Tuesday, February 14, 2012

Choosing the right browser local storage

So your new shiny HTML5 web app needs to persistently store data in the browser. What do you store where?

Good ol' caching

Just because you're building a fancy-pants offline HTML5 app doesn't mean you should overlook the classics. Lots of content can be happily cached the old fashioned way: by setting appropriate expiration headers. This works great for things like images, especially when their presence is not absolutely critical for the functioning of the app. This lets you conserve your more sophisticated persistent caches for things that are truly critical. Like...

Application Cache

The application cache is driven by the oft-misunderstood cache manifest file. This is where you should cache your main page, critical javascript, and stylesheets. Don't spend your application cache space frivolously, because once you hit quota, not all browsers will even give the user the opportunity to grant more. Chrome and Safari, for example, will simply refuse to cache your content. Storage quotas are an area that is poorly documented and rapidly changing.

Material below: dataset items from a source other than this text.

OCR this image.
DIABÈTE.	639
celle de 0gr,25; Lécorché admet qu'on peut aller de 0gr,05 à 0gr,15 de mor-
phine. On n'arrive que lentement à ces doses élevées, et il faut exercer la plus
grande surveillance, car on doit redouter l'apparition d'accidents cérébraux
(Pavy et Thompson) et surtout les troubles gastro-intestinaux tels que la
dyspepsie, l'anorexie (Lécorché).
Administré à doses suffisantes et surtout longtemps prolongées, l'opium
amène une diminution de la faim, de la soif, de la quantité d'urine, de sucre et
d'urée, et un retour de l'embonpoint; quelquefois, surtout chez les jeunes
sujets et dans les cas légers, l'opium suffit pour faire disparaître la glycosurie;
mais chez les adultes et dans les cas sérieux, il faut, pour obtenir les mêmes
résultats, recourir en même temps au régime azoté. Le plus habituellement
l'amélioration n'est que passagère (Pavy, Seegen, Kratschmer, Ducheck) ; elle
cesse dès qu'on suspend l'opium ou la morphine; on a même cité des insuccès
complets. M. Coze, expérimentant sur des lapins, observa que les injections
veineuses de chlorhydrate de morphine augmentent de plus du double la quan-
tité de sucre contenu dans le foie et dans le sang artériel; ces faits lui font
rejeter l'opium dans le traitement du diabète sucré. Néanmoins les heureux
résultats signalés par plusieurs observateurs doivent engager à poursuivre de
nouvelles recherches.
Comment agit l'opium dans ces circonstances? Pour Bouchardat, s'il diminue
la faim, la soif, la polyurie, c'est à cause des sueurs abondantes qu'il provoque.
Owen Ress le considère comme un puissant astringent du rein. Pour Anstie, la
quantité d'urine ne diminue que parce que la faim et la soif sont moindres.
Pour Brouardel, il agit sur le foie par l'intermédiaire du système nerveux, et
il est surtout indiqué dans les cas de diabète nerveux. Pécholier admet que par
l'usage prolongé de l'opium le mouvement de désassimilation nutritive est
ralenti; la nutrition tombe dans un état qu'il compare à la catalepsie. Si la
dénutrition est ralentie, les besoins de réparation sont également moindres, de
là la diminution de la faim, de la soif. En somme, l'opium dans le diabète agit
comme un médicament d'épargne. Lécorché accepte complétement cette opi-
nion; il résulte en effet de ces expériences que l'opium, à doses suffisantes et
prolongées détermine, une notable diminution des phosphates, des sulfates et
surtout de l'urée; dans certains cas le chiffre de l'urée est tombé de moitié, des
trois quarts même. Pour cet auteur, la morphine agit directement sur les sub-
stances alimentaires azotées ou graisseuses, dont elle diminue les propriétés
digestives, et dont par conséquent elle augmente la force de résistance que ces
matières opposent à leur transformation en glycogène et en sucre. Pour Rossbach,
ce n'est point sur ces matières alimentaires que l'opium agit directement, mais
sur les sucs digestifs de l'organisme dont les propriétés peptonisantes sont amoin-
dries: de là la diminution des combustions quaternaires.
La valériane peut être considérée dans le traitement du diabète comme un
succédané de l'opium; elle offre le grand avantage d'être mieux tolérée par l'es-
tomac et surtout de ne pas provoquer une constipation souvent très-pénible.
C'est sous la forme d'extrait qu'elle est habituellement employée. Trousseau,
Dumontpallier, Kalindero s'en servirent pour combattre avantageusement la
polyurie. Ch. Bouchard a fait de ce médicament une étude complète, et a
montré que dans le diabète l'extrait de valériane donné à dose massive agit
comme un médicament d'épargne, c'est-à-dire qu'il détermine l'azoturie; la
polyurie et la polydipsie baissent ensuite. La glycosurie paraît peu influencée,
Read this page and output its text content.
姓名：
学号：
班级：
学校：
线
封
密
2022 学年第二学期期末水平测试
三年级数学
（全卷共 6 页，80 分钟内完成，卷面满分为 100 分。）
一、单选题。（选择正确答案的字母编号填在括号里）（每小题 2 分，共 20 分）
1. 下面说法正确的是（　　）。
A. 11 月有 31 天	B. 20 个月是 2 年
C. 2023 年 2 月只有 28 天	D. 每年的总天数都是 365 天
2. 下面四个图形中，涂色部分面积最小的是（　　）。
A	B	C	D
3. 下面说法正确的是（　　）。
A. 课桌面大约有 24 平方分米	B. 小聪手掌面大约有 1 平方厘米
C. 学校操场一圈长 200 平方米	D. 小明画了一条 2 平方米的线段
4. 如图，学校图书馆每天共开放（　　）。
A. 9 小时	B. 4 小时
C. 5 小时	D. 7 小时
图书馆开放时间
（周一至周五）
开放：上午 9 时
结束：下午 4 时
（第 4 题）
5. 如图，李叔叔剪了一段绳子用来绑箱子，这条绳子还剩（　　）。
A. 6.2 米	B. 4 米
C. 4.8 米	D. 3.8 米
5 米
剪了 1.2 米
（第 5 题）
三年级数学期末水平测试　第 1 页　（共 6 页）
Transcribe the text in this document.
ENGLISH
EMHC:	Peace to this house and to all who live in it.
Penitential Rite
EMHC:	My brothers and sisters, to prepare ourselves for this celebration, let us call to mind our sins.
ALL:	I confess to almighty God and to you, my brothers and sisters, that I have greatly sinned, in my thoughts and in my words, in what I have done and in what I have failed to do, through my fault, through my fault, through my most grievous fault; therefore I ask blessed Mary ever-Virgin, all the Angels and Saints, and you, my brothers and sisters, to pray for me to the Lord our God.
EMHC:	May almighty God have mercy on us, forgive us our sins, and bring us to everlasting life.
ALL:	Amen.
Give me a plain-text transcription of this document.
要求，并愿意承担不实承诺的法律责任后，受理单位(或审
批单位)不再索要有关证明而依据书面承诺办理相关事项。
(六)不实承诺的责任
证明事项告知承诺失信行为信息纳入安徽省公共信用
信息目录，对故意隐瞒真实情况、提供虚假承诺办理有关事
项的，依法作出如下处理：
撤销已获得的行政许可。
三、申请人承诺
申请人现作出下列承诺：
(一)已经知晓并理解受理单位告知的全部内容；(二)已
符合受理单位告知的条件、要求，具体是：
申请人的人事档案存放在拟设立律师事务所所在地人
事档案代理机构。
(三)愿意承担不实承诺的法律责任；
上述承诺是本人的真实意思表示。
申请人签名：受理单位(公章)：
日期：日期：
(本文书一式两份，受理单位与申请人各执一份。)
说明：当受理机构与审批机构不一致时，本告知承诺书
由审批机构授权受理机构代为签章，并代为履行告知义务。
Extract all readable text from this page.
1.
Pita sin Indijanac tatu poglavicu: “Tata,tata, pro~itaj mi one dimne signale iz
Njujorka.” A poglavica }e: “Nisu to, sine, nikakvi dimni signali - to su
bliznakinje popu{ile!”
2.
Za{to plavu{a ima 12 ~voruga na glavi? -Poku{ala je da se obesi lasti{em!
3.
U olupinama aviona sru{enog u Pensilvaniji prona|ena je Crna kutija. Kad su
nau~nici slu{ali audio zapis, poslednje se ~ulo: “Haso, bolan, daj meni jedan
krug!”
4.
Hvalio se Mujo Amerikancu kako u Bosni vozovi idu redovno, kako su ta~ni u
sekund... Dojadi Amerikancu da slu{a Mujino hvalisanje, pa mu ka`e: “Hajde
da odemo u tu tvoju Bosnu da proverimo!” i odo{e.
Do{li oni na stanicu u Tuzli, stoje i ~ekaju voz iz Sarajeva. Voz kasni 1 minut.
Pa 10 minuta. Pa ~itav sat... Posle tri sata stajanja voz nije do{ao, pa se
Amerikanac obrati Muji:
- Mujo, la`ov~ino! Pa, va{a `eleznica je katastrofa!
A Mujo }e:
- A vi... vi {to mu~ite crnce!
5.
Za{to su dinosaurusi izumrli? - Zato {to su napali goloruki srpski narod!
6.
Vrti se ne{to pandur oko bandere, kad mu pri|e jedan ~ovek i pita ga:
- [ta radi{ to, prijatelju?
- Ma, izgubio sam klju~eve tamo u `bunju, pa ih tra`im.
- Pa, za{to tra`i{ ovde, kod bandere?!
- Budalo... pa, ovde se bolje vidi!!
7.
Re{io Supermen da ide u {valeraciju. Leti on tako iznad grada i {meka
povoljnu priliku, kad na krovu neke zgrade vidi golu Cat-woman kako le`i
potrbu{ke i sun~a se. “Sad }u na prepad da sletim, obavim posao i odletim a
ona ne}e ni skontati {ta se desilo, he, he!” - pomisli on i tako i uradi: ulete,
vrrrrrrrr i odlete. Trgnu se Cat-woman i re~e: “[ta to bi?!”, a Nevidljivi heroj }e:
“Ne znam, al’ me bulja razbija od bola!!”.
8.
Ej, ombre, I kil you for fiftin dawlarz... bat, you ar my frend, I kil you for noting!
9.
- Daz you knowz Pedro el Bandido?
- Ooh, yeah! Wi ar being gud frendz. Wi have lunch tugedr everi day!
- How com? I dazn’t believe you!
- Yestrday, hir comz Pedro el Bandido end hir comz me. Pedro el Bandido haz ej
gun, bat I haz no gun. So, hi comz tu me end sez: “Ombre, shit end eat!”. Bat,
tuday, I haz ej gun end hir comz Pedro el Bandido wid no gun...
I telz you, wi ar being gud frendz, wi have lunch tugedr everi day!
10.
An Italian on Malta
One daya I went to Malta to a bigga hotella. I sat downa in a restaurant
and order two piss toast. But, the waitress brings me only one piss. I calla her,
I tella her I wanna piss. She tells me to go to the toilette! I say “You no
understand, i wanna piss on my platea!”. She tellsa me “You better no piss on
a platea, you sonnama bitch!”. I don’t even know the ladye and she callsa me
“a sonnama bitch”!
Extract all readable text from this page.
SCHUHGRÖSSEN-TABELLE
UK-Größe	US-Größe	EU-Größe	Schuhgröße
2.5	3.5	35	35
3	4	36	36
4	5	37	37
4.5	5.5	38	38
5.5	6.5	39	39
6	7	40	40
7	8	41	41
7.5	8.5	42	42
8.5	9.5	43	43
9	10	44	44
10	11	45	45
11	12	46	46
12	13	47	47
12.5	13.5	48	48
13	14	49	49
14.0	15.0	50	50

As long as you keep it to code and markup, staying under quota shouldn't be difficult. You don't need to worry about versioning, as the browser takes care of all that. However, you should probably incorporate version tracking into your build & release process, and make your clients publish their version numbers to the server so you can see who's on what version.

HTML5 Storage

The localStorage object is a highly convenient place to stick your actual data models. It's one big persistent key-value store. But beware, there are pitfalls as your data grows! Specifically:

localStorage is subject to a quota that cannot be increased in most browsers (typically 5*2^20 bytes). Again, quotas are an area where browsers are still weak and evolving.
You may be using twice as much storage as you think because the encoding is UTF-16. So you really get 5*2^19 characters. And remember to include the cost of your keys, not just your values.
If you decide to migrate from localStorage to one of the other options described below, prepare for a painful rewrite, because localStorage is synchronous, and the others are asynchronous. Too bad Javascript doesn't have first-class continuations.

webSQL (sqlite)

This is an abandoned web standard, so you might be tempted to skip it. However, it is the most widely available option for storing structured data, and not likely to go away just yet. It has the benefit of an expandable quota in webkit-based browsers. There are a few pitfalls to avoid:

You pick an expected size when a database is first created. This size is checked against the available quota and possibly prompts the user to grant more quota.
The aforementioned interaction only happens on creation, and you can't deleted a database once it's created. So if you later update your code to ask for more quota, you will be silently ignored. The openDatabase call will succeed, but your quota hasn't really increased, and when you fill it up the user may or may not be offered the opportunity to expand it.
You can't list existing databases to figure out where all your quota went (at least not from within Javascript, though you can usually find the underlying sqlite files on disk).

IndexDB

The successor to webSQL with the W3C's holy blessing. Only available on Chrome, Firefox, and IE10. No iOS support, so I haven't used it extensively.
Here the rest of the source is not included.